Given the economic devastation wrought by the shutdown and the reality of some people not seeing the virus personally, one can begin to understand some people characterizing the response as an overreach by their state’s governor. In the last two weeks we have seen protests in some places (sometimes incorporating anti-Semitic slogans and imagery) demanding re-opening and declaring that the states’ stay-at-home and close-business orders are infringements of personal freedom. These look like grassroots protests, and I’m sure the people who participate in them believe what they are saying; but there is an element of “astroturf” to them. They are not simply spontaneous outbursts of community sentiment; they have been carefully orchestrated and stirred up by far-right organizers, using internet platforms to coordinate. And nowhere in any of the photos of protesters will you see people of color.

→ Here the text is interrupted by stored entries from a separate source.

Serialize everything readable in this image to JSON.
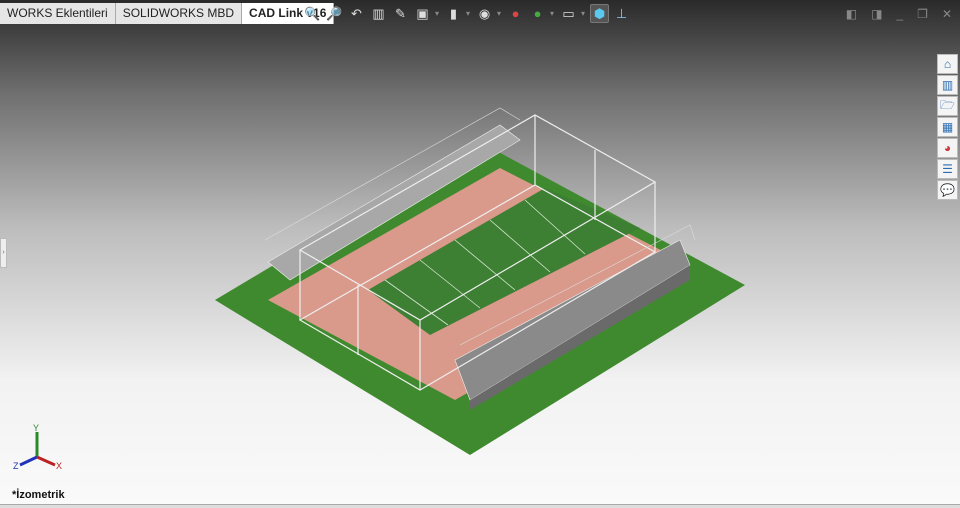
{
  "tabs": [
    {
      "label": "WORKS Eklentileri"
    },
    {
      "label": "SOLIDWORKS MBD"
    },
    {
      "label": "CAD Link v16",
      "active": true
    }
  ],
  "toolbar": [
    "zoom-to-fit-icon",
    "zoom-to-area-icon",
    "previous-view-icon",
    "section-view-icon",
    "dynamic-annotation-icon",
    "view-orientation-icon",
    "display-style-icon",
    "hide-show-icon",
    "edit-appearance-icon",
    "apply-scene-icon",
    "view-settings-icon",
    "isometric-view-icon",
    "normal-to-icon"
  ],
  "task_pane": [
    "home-icon",
    "parts-library-icon",
    "file-explorer-icon",
    "view-palette-icon",
    "appearances-icon",
    "custom-properties-icon",
    "forum-icon"
  ],
  "triad": {
    "x": "X",
    "y": "Y",
    "z": "Z"
  },
  "view_name": "*İzometrik",
  "colors": {
    "grass": "#3f8a2e",
    "track": "#d99a8c",
    "field": "#3d7f33",
    "frame": "#e8e8e8"
  }
}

Meanwhile polling data indicated that a large majority of people in the US support the measures and are more worried about a too-rapid reopening. The protests got a lot of attention in the news, but in reality only a very small percentage of the population participated. As I tell my children when scary things happen, it’s “news” precisely because it doesn’t happen all time time. Where I live, the vast majority of people are wearing masks outside and try to keep 6 feet distant even in grocery store lines. We notice the exceptions because they are the exceptions.
From my perspective the real evil that is happening right now is taking place among a powerful minority who are enriching themselves further, blocking common-sense supports, diverting money and resources, giving license to expressions of hatred, and being careless of the power of their words … I’m not sure I can continue with this. There are people with blood on their hands, people who could have prevented deaths and did not.
I pray that there is a reckoning ahead. The principle of pikuach nefesh, saving human life, is deeply embedded in Jewish law and custom, and these recent weeks have made it clear that the US needs to make huge strides in providing universal healthcare, childcare, and internet access, a living wage, and a safe working environment for everyone. Because it turns out that caring for the people who care for us all is in the best interests of everybody.
Meanwhile, humans everywhere are facing an unknown amount of time in the desert, not knowing what will feed us spiritually and emotionally — and for plenty of people, literally. We are dealing with loss and uncertainty, stress and trauma, and the past is looking awfully good sometimes, just as it did for the complaining Israelites. But we can’t go back there. We can only go forward.